【完】傷だらけのプロポーズ


「私、大河には大河が決めた人と幸せになって欲しいと思っているの。
もしもこんな可愛らしい娘が出来たらすごーく嬉しいわ。
大河って見た目の割には子供っぽい所もあるけれど、気も良い子なのよ。
どうかよろしくお願いしますね」

…やっぱり素敵な人。 恋多き魔性の女だと噂では聞いていたけれど、そういったイメージは既に払拭されてしまった。

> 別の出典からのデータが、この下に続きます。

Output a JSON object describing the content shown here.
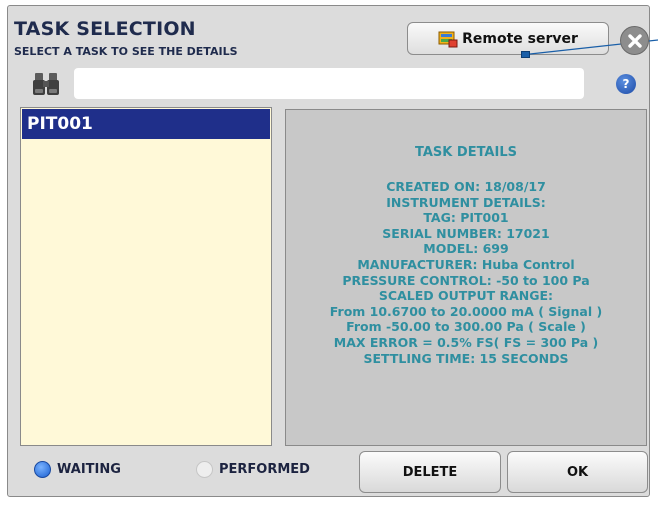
{
  "header": {
    "title": "TASK SELECTION",
    "subtitle": "SELECT A TASK TO SEE THE DETAILS",
    "remote_server_label": "Remote server"
  },
  "search": {
    "value": "",
    "placeholder": ""
  },
  "help_label": "?",
  "tasks": [
    {
      "label": "PIT001",
      "selected": true
    }
  ],
  "details": {
    "heading": "TASK DETAILS",
    "lines": [
      "CREATED ON: 18/08/17",
      "INSTRUMENT DETAILS:",
      "TAG: PIT001",
      "SERIAL NUMBER: 17021",
      "MODEL: 699",
      "MANUFACTURER: Huba Control",
      "PRESSURE CONTROL: -50 to 100 Pa",
      "SCALED OUTPUT RANGE:",
      "From 10.6700 to 20.0000 mA ( Signal )",
      "From -50.00 to 300.00 Pa ( Scale )",
      "MAX ERROR = 0.5% FS( FS = 300 Pa )",
      "SETTLING TIME: 15 SECONDS"
    ]
  },
  "filters": {
    "waiting": {
      "label": "WAITING",
      "selected": true
    },
    "performed": {
      "label": "PERFORMED",
      "selected": false
    }
  },
  "buttons": {
    "delete": "DELETE",
    "ok": "OK"
  },
  "colors": {
    "selection": "#1f2f8a",
    "detail_text": "#2f8fa0",
    "list_background": "#fff9d8",
    "panel_background": "#c8c8c8",
    "frame_background": "#dcdcdc"
  },
  "icons": {
    "remote_server": "server-icon",
    "close": "close-icon",
    "search": "binoculars-icon",
    "help": "help-icon"
  }
}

「今日はパーティーをゆっくり楽しんでいってね」そう私と大河さんに言い残した結城社長は、私達に頭を下げてパーティーの中心の輪の中に戻って行く。

「素敵な人ですね、大河さんのお母さん。 いや、結城社長が素敵な方っていうのは知っていたけれど」

「ん~?仕事は出来るけれど、それ以外は結構ふんわりした人でもあるよ。」

「本当に完璧な大人の女性って感じ…憧れちゃう。」

「憧れ…か。完璧でもないと思うよ。ほらさ、一芸に長けている人とか何かの才能がある人ってどこか欠落しているっていうじゃん。
あの人はそういう所あるよ。未だに若い男飼ってたり、素行に問題はある。